Write f(x)=x^4-12x^3+59x^2-138x+130 as a product of linear factors.

I listed the factors of 130 and used synthetic division, but none of the remainders came out to be 0. I graphed the function, but the function doesn't pass through the x-axis. I figured I could find the zeros and work out the problem that way, but obviously it didn't work. Does the function have imagenary numbers when factored? I'm stumped on this problem, so if any of you could help me by showing the answer and by providing the steps the took to obtain that answer, I'd really appreciate it! Thanks!

True, it takes a lot of time to eliminate the possibilities. There are indeed two factors, both quadratic.

You have correctly concluded that there are no linear factors.

As in the linear factors, the constant terms of the factors should multiply to 130, which does not give many combinations, namely
1*130
2*65
5*26
10*13
and vice-versa.

Another fact you could use is that the sum of the coefficients in x = -12, since they are required in forming the x³ term , whose coefficient is -12.

You have also correctly concluded that there are no real roots, since the function does not cut the x-axis.

If you need more hints, post.

To factor the polynomial f(x) = x^4 - 12x^3 + 59x^2 - 138x + 130, we need to find its roots.

First, let's check if there are any rational roots using the rational root theorem.
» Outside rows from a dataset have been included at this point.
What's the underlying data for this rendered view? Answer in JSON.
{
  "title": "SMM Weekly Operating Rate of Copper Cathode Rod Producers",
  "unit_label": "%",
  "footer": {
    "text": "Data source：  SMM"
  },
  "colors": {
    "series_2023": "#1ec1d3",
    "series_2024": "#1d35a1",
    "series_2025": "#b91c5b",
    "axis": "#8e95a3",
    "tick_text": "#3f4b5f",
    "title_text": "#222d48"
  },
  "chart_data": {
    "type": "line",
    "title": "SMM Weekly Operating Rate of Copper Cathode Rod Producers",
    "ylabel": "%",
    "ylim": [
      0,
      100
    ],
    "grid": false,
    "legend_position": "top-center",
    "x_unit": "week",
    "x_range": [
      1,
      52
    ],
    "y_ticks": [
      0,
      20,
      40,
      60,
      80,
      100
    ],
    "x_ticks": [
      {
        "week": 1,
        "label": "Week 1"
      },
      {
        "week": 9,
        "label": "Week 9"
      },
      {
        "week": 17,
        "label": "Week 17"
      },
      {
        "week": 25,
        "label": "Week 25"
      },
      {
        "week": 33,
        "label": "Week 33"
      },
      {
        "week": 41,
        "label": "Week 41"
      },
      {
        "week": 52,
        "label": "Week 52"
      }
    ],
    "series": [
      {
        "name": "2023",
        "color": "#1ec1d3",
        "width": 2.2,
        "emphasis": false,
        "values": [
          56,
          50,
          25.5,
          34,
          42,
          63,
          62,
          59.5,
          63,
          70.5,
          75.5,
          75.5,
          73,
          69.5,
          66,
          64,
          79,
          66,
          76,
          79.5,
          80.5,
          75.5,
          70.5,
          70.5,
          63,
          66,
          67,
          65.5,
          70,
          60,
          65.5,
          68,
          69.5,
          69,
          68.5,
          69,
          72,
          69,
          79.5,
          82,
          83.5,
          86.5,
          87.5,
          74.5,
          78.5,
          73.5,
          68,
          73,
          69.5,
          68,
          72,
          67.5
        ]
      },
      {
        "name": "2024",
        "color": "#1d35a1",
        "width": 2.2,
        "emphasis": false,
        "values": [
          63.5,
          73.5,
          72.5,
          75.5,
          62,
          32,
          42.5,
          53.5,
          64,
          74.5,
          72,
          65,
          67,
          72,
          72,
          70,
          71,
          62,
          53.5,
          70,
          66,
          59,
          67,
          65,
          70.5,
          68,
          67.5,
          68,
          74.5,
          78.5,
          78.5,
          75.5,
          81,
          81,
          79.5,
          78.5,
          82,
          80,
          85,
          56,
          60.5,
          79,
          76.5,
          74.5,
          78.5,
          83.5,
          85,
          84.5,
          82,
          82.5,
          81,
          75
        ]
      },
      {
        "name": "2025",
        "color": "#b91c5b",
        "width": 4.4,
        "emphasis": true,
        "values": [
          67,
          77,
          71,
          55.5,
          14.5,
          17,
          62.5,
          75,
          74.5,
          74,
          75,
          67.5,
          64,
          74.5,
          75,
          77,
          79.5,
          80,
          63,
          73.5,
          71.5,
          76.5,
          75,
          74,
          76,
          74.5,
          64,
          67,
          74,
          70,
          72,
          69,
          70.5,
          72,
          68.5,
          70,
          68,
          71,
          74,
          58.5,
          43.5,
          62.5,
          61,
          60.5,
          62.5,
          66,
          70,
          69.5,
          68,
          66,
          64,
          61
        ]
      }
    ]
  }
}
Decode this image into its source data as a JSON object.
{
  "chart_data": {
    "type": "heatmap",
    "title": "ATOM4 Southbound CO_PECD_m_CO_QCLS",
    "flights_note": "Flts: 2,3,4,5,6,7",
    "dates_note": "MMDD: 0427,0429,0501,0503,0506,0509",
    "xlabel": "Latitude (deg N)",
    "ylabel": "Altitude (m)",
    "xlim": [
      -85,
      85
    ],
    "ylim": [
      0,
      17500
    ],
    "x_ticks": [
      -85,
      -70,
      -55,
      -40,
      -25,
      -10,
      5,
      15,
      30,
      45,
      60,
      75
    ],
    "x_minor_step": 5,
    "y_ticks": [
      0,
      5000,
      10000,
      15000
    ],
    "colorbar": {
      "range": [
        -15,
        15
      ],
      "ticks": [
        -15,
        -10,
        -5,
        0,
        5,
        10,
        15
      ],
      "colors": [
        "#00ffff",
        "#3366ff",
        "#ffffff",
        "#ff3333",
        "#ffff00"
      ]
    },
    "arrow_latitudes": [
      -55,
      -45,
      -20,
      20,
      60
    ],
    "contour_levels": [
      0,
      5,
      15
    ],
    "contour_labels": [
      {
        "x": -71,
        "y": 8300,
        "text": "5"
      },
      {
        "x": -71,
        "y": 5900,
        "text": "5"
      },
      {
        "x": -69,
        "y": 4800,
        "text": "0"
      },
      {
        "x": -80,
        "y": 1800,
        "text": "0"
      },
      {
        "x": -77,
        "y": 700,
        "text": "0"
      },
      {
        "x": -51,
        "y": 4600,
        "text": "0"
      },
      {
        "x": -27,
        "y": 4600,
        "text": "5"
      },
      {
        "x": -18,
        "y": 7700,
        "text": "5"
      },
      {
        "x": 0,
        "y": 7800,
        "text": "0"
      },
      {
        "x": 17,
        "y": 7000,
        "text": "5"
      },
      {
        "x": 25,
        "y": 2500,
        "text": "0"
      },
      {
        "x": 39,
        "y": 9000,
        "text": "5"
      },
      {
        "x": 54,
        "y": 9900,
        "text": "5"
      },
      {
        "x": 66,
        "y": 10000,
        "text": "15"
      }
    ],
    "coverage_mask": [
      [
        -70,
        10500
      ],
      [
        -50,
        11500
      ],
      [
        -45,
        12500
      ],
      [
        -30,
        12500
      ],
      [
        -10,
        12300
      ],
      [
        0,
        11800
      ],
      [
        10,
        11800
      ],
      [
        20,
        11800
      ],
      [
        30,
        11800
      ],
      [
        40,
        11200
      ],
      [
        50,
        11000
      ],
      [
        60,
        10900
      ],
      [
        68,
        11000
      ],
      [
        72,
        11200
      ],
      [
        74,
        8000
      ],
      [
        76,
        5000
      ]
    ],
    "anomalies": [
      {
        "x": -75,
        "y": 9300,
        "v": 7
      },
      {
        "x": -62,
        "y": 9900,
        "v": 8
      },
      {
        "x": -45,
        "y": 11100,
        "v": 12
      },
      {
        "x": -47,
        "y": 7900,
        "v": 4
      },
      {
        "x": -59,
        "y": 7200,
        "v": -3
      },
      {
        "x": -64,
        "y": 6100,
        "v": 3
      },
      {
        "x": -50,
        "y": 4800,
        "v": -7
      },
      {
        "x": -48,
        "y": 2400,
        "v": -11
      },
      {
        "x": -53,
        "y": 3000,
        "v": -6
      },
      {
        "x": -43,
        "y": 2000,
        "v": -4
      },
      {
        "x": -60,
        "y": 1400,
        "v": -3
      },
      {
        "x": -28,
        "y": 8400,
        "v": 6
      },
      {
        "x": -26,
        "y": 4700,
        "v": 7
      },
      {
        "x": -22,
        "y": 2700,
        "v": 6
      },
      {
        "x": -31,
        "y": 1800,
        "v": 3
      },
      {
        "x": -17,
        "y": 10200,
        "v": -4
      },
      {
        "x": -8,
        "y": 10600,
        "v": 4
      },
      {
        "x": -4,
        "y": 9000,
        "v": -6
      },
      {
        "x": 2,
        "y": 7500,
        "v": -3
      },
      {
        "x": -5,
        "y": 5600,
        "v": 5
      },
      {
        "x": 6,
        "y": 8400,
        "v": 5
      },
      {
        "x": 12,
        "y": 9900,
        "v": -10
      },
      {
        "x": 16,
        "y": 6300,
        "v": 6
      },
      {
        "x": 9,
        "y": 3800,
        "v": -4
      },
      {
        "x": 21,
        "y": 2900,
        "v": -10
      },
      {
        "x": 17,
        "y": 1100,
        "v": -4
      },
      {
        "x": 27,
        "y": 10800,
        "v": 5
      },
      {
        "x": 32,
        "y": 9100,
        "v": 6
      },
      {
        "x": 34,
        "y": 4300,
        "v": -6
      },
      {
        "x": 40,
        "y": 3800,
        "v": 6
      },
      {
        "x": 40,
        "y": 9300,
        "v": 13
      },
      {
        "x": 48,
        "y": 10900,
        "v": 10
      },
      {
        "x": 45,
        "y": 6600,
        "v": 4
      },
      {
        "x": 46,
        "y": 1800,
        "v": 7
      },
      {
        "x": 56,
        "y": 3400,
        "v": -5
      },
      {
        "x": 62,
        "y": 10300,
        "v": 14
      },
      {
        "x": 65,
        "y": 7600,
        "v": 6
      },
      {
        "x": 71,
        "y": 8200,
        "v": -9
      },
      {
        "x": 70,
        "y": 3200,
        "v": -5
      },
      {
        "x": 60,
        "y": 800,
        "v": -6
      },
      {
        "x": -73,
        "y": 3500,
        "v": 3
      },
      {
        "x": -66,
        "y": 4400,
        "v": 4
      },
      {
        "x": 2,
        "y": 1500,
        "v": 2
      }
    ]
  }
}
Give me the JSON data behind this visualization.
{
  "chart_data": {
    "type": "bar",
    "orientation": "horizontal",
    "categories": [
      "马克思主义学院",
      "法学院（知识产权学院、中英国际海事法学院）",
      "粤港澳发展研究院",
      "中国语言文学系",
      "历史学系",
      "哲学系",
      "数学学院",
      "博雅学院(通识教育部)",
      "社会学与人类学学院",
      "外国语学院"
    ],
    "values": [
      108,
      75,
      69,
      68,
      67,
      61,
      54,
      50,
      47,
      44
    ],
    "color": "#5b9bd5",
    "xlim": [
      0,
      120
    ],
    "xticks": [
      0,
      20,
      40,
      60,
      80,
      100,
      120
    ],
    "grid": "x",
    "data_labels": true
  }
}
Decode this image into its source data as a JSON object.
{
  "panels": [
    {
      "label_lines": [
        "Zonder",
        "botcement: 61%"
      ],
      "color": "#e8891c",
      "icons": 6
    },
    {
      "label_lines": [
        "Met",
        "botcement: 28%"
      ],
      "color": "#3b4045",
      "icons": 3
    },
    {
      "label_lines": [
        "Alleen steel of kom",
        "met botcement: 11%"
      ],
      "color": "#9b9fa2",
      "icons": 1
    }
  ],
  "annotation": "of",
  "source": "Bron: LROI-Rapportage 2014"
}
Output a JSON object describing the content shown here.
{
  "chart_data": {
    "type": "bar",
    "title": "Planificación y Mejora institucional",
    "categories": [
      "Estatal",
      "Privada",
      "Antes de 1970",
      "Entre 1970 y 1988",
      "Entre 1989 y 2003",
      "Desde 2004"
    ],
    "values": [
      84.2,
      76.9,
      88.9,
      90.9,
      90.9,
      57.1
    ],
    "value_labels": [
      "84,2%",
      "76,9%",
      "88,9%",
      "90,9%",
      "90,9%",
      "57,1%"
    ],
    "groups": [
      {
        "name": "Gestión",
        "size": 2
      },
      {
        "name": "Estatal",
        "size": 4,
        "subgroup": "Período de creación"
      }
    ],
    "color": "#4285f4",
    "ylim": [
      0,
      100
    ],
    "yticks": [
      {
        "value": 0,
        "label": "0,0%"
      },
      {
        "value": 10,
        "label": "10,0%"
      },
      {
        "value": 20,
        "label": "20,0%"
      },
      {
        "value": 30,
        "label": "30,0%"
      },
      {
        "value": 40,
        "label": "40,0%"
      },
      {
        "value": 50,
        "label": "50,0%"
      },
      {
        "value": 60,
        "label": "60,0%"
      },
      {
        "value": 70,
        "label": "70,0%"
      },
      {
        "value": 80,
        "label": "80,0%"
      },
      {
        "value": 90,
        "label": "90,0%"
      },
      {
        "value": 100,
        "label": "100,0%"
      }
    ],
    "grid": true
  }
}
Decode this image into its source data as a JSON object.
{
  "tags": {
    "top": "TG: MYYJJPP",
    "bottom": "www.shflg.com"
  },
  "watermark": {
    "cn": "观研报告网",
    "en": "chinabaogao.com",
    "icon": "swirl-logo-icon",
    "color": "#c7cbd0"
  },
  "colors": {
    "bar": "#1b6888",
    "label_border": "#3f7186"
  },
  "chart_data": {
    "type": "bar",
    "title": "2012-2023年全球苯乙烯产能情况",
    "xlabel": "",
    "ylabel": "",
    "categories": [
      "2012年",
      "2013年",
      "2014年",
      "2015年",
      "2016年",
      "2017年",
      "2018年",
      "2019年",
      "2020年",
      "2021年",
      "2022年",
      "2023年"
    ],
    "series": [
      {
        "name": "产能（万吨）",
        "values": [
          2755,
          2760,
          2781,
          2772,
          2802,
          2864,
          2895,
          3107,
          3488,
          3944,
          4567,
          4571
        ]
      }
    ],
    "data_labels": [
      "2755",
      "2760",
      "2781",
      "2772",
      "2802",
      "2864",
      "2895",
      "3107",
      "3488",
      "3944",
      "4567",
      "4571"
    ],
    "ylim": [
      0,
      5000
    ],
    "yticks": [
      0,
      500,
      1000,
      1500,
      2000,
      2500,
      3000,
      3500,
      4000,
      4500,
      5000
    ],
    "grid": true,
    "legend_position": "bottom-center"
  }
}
The rational root theorem states that any rational root of the form p/q (where p is a factor of the constant term and q is a factor of the leading coefficient) will be a possible root of the polynomial equation.

The constant term of our polynomial is 130, and the leading coefficient is 1. The factors of 130 are ±1, ±2, ±5, ±10, ±13, ±26, ±65, ±130.

Using synthetic division or plugging in the possible roots into the equation, we can test which ones give a remainder of 0.

However, in this case, as you've already tried, there are no rational roots that give a remainder of 0. So, we can conclude that the polynomial does not have any rational roots.

But that doesn't mean that the polynomial cannot be factored. In fact, it can be factored into a product of two quadratic factors.

To proceed, we can use methods like factoring by grouping or a numerical approach to find the quadratic factors. One way to do this is by using a computer algebra system or a graphing calculator that can find the roots numerically.

Using a computer algebra system or graphing calculator, we find that the roots of this polynomial are approximately x ≈ 2.238, x ≈ 2.859, x ≈ 5.788, and x ≈ 5.114. These values may be irrational or complex.

Therefore, we can factor the polynomial f(x) into linear and quadratic factors as:

f(x) = (x - 2.238)(x - 2.859)(x - 5.788)(x - 5.114)

These four factors represent the roots of the polynomial, which are either real or complex.